“La cocina” - Film Review
There are few places more chaotic, loud, and busy than Times Square. One location that takes the mania of those few blocks and cranks it up a few notches is the back-of-house area of a restaurant located in Times Square. Such is the setting for Alonso Ruizpalacios’ appropriately titled La cocina. The film is based on the 1957 stage play The Kitchen by Arnold Wesker, and La cocina marks the second film adaptation of this source material. The main difference in Ruizpalacios’ version of the material is that the immigrants who make up the majority of the kitchen staff are Latin American, whereas the cooks in the play were made up of primarily continental European immigrants.
It’s about to be the lunch rush at The Grill, a tourist trap of a restaurant in Times Square. The Grill promises to serve all the hits of American cuisine at exorbitant prices while underpaying those who work there. In the back of the house, there’s Estela (Anna Diaz). She has just arrived in the United States and was told by her mother to seek out a man named Pedro (Raúl Briones Carmona) who works in the kitchen of The Grill. He gets her a job and she’s thrown into the mayhem of what’s just another Friday for the employees of the restaurant.
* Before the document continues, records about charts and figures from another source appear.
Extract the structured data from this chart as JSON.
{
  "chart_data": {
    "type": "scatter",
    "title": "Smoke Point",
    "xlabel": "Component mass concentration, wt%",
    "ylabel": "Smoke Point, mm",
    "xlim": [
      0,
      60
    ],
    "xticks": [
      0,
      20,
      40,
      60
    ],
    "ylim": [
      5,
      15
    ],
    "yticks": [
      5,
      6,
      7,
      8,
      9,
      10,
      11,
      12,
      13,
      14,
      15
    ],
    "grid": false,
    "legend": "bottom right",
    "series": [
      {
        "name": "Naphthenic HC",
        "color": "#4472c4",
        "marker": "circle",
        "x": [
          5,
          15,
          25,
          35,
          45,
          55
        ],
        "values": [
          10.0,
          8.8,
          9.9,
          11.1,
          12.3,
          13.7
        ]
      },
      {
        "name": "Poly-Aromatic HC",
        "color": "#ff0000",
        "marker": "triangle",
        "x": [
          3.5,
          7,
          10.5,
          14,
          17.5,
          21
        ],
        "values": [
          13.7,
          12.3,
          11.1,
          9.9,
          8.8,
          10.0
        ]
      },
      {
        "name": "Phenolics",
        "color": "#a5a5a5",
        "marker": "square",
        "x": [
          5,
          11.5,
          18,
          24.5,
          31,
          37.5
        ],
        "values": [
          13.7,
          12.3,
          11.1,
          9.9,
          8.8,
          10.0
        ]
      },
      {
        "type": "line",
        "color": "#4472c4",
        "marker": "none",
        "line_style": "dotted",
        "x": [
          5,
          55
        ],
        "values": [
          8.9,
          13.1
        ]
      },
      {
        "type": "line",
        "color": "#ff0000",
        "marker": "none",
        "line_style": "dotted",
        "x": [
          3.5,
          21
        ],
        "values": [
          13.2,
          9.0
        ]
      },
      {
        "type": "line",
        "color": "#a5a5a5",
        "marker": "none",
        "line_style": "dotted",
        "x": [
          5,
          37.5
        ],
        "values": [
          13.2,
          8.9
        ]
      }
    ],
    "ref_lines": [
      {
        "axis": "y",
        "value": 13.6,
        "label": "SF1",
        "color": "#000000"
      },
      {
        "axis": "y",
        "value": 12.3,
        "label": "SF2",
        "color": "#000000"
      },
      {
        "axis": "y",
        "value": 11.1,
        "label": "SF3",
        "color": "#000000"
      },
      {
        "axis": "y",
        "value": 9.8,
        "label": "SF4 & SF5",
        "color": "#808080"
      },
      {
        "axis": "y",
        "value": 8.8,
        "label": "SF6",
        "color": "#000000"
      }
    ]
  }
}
While the back-of-house staff is primarily made up of immigrants, most of the servers are white, American women. One of them, Julia (Rooney Mara), is pregnant with Pedro’s kid. He wants to keep it, but she doesn’t. Their heated debate is one of many that unfold over the course of the lunch rush.
Cinépolis, WILLA
La cocina will inevitably draw comparisons to The Bear, since it’s the cooking/restaurant show currently in the zeitgeist. However, La cocina bears more of a resemblance to a lesser-seen movie called Boiling Point, a taut 92-minute, one-shot film about dinner rush in an upscale London restaurant. La cocina, while not a one-shot for the entire film, is always moving. There is a restless, urgent energy coursing through it that culminates in a truly spectacular sequence once the restaurant actually begins service. It is a well-organized, perfectly choreographed sense of madness that unfolds in restaurant kitchens worldwide every single day. In an already amped-up film, this standout sequence manages to elevate the tension and activity to a dizzying degree.
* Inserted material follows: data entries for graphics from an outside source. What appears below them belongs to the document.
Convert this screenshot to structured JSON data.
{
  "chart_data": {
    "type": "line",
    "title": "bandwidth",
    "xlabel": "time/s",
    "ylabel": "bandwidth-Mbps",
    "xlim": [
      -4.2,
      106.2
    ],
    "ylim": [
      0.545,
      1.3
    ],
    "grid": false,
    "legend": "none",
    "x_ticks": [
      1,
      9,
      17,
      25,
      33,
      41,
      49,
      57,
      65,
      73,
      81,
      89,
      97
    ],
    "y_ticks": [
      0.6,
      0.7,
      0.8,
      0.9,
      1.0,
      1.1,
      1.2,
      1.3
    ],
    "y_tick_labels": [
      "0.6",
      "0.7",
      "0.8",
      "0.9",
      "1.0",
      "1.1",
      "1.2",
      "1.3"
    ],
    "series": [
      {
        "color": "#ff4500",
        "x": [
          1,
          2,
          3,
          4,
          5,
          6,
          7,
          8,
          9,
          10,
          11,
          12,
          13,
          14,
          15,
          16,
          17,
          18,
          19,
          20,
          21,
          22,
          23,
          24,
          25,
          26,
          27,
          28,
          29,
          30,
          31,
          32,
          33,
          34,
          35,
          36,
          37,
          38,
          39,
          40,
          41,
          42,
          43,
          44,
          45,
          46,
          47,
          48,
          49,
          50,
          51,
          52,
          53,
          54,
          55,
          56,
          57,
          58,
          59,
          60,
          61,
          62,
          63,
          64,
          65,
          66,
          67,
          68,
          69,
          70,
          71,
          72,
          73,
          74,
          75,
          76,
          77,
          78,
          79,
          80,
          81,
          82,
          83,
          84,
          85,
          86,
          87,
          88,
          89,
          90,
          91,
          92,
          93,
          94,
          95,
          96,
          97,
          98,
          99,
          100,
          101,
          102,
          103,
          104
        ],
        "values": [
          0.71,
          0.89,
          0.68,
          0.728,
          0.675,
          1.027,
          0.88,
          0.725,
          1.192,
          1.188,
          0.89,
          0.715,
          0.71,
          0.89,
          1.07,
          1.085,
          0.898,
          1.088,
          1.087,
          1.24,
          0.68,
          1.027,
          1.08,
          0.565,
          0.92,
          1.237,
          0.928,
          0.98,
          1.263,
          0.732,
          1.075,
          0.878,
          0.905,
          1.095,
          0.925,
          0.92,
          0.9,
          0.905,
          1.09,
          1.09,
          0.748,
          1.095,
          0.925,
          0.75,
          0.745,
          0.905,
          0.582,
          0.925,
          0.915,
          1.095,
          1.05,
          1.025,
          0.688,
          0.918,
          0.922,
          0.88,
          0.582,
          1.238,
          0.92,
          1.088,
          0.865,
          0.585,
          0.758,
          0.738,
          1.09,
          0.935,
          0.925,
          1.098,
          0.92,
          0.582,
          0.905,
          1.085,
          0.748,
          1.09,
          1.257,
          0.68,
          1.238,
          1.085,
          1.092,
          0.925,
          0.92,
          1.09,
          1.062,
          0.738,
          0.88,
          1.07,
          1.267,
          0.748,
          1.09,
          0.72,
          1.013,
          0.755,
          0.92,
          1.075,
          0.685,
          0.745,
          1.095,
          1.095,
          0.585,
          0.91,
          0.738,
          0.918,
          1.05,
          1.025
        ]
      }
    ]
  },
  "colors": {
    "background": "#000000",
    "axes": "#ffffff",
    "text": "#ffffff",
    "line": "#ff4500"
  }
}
Most of La cocina takes place in and around The Grill. The audience is introduced to the labyrinth of hallways that twist upon themselves in the way that all New York buildings seem to do. Too many people in too small a space with too much to be done. It’s the basis of all NYC architecture. When constrained to this single setting, La cocina is at its best and most claustrophobic. As the lunch rush dies down, the people begin to disperse, to ooze out of the building that confines them for so many hours a day. It’s this departure that pumps the brakes of La cocina. As soon as the air is let out of the room, we lose a bit of the urgency. There’s something powerful in a film that will not let its audience breathe for the duration of its runtime. A powder keg always on the verge of an explosion that’s suddenly extinguished releases all the anxiety it's already created. Such is the case of La cocina when it leaves the kitchen.
“Whatever happens, it’s only work,” Julia tells Estela before service begins. It’s a placating sentiment, one Estela cannot understand and one that doesn’t hold much water. It’s only work, but it’s life and death as well. So many of the people working in the kitchen see this work as their chance at their version of the American Dream. La cocina beautifully showcases the overlap of immigration and the tourist industry, how they feed off one another not to survive, but merely exist to see another lunch rush. La cocina is careening off the edge of the world at breakneck speed, not for greatness or millions of dollars, but for the simple ability to live a better life.